Deux femmes se saluant en respectant les gestes barrières, Marseilles 2020 Clément Mahoudeau/Afp

La rentrée scolaire et universitaire l’a bien montré : on ne peut pas pousser les murs. Alors, pour répondre aux exigences des nouvelles conditions sanitaires, la réorganisation des espaces est clef. Éviter que les flux se croisent, tenir les personnes à raisonnable distance, ne pas se toucher…

Les corps sont à ce titre autant un risque potentiel, qu’un outil pour le gérer. À travers les « gestes-barrières », les gestes sont moteurs de cette nouvelle organisation spatiale.

On la retrouve dans nos expériences quotidiennes, au travail, dans la rue, les magasins, et même chez soi. Les corps, qu’on oublie (trop) souvent dans une économie numérisée, reprennent ici toute leur importance. Les théories des organisations ont pensé leur rôle, en particulier dans les espaces de travail et les espaces publics. Comment (re)penser les « gestes-barrières » comme outil d’organisation de l’espace ?

Les « gestes-barrières » comme nouvel habitus

Contre le coronavirus, l’immunité collective (60 % de la population ayant contracté le virus) est loin d’être atteinte. Un vaccin ne saurait être développé avant plusieurs mois. En attendant, restent les mesures de distanciation sociale incarnées par ces fameux gestes-barrières. Ces gestes, que nous connaissons tous, sont aujourd’hui le principal frein à la propagation de la maladie.

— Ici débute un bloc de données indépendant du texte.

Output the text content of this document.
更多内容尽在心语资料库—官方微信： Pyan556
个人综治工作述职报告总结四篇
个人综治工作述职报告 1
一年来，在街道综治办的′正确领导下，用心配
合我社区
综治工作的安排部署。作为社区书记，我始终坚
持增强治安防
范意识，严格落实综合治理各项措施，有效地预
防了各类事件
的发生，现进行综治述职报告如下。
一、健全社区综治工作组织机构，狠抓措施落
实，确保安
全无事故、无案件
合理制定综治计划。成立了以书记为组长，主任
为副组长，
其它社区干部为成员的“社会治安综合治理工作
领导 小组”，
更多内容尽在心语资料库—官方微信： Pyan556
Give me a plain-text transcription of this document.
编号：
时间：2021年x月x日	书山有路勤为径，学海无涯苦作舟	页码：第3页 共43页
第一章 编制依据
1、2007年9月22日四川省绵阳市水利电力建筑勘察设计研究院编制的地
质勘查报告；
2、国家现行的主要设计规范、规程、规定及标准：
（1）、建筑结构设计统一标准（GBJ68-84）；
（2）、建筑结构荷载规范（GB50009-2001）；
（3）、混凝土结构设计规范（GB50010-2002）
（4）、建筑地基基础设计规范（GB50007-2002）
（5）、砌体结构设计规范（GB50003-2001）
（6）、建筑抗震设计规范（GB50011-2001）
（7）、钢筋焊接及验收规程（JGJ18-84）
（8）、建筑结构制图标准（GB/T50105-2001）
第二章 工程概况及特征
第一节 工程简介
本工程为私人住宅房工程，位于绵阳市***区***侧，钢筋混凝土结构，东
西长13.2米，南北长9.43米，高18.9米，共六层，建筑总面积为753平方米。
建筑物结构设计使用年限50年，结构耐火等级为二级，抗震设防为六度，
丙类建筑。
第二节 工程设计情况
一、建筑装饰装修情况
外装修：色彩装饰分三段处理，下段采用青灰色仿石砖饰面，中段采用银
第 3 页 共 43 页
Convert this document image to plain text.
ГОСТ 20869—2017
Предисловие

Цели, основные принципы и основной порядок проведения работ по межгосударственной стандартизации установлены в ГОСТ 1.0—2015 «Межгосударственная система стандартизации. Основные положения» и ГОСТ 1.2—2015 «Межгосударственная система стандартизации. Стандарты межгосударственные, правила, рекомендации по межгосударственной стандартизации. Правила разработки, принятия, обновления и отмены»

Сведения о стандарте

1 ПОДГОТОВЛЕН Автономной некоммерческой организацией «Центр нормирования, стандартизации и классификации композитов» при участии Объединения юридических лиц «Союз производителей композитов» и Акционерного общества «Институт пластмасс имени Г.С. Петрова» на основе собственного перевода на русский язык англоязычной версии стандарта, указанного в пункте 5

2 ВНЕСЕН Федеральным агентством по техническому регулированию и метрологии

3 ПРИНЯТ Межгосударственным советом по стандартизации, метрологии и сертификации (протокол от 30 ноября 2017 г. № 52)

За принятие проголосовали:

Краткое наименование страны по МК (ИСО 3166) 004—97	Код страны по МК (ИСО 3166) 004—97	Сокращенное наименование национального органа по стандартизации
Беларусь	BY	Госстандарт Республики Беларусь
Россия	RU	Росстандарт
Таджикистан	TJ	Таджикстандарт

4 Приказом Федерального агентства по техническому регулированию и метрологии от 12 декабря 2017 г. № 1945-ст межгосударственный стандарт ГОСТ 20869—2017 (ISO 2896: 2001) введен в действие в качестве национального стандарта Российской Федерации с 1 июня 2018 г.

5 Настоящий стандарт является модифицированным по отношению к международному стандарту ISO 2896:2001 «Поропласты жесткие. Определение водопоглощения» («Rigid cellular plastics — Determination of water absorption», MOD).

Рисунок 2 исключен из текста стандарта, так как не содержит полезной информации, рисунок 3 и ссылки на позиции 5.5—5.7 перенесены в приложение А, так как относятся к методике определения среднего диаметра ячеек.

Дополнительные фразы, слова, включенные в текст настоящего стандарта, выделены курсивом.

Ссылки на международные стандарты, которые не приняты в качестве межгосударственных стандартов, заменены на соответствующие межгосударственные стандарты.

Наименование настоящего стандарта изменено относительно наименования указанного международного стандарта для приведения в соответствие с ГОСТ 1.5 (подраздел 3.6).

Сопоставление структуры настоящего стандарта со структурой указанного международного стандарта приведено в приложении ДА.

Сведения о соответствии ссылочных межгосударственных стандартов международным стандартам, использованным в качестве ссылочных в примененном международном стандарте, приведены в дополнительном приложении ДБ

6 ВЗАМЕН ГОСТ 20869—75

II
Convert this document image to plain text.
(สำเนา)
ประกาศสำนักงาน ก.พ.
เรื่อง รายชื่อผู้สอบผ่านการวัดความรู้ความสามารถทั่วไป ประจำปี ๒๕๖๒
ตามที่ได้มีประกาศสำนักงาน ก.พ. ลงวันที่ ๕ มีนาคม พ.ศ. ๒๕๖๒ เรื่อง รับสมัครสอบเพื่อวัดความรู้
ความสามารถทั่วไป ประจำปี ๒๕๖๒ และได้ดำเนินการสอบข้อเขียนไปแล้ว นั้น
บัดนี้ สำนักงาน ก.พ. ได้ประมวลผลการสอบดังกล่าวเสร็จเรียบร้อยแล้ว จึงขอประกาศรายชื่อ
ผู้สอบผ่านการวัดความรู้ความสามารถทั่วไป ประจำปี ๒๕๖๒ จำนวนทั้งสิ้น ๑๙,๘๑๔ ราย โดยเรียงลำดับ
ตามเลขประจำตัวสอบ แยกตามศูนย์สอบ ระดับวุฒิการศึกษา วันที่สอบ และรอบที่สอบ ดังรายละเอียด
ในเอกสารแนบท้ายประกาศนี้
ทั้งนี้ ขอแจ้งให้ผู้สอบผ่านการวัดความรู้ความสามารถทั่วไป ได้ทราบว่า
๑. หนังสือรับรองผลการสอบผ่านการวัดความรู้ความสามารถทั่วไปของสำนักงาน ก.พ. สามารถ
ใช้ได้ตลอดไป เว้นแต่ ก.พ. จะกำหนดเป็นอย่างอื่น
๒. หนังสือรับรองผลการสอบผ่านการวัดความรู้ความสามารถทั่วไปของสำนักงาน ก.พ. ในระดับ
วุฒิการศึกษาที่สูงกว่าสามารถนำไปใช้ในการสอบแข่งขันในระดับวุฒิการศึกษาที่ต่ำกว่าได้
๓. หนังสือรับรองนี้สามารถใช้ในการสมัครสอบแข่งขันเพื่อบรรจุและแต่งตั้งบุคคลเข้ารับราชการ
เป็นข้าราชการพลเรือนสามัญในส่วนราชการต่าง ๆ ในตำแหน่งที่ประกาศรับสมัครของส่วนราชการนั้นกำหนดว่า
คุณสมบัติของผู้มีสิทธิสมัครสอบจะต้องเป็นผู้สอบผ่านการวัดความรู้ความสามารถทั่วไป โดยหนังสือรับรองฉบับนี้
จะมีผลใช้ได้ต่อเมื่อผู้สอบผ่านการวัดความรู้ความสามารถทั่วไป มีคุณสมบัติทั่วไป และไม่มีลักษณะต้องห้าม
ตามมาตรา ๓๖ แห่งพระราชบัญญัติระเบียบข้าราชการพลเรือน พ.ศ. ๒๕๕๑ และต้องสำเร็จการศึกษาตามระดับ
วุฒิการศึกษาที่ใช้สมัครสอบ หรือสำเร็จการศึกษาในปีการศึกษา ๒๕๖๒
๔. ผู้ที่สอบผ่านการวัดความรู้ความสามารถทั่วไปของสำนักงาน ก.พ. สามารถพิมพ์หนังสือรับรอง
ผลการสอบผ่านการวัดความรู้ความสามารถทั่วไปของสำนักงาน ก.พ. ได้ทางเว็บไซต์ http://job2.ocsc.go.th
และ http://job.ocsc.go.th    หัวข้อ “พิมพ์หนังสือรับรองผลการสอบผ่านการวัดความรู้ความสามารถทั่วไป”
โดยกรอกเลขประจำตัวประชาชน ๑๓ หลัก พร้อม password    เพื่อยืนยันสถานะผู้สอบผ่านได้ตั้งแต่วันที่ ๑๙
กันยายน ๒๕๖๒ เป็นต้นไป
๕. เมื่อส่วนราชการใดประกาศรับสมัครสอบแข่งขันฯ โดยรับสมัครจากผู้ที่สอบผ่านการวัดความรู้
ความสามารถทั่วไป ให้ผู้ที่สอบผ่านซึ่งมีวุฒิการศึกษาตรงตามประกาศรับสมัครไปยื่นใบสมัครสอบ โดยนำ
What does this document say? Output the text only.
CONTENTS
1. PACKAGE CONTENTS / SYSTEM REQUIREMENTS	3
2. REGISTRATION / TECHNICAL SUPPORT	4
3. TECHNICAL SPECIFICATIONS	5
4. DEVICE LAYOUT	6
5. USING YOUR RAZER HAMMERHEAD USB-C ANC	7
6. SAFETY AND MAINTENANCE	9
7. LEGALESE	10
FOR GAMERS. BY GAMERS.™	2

Gestes barrières : des gestes simple pour éviter la transmission du Covid-19.

Au nombre de 5, ils ont été instaurés par le gouvernement dès la fin du mois de février : se laver très régulièrement les mains, tousser ou éternuer dans son coude, utiliser un mouchoir à usage unique, saluer sans se serrer la main, éviter les embrassades. Aujourd’hui, ils sont installés dans nos habitudes, et le port du masque obligatoire ne vient que les renforcer.

Ces gestes-barrières sont utilisés partout, à domicile et au travail, en espace clos mais aussi en espace ouvert. C’est ce qu’on peut appeler un nouvel [habitus]au sens du sociologue Marcel Mauss :

j’entends par ce mot les façons dont les hommes, société par société, d’une façon traditionnelle, savent se servir de leur corps

Le corps est pour lui une « technique » acquise, et non pas innée, comme on pourrait le penser de prime abord. La déclinaison que fait Bourdieu de l’habitus, en développant sa capacité de domination (le sociologue parlant de « capital social »), correspond bien à la situation que nous vivons. En effet,

n’en déplaise à ceux qui pensent que la Covid met tout le monde à égalité, la réalité est plus nuancé : l’adoption des gestes-barrières au travail par exemple, se fait plus ou moins difficilement selon sa profession, la surface de son bureau… Et si on est seul dedans ou pas !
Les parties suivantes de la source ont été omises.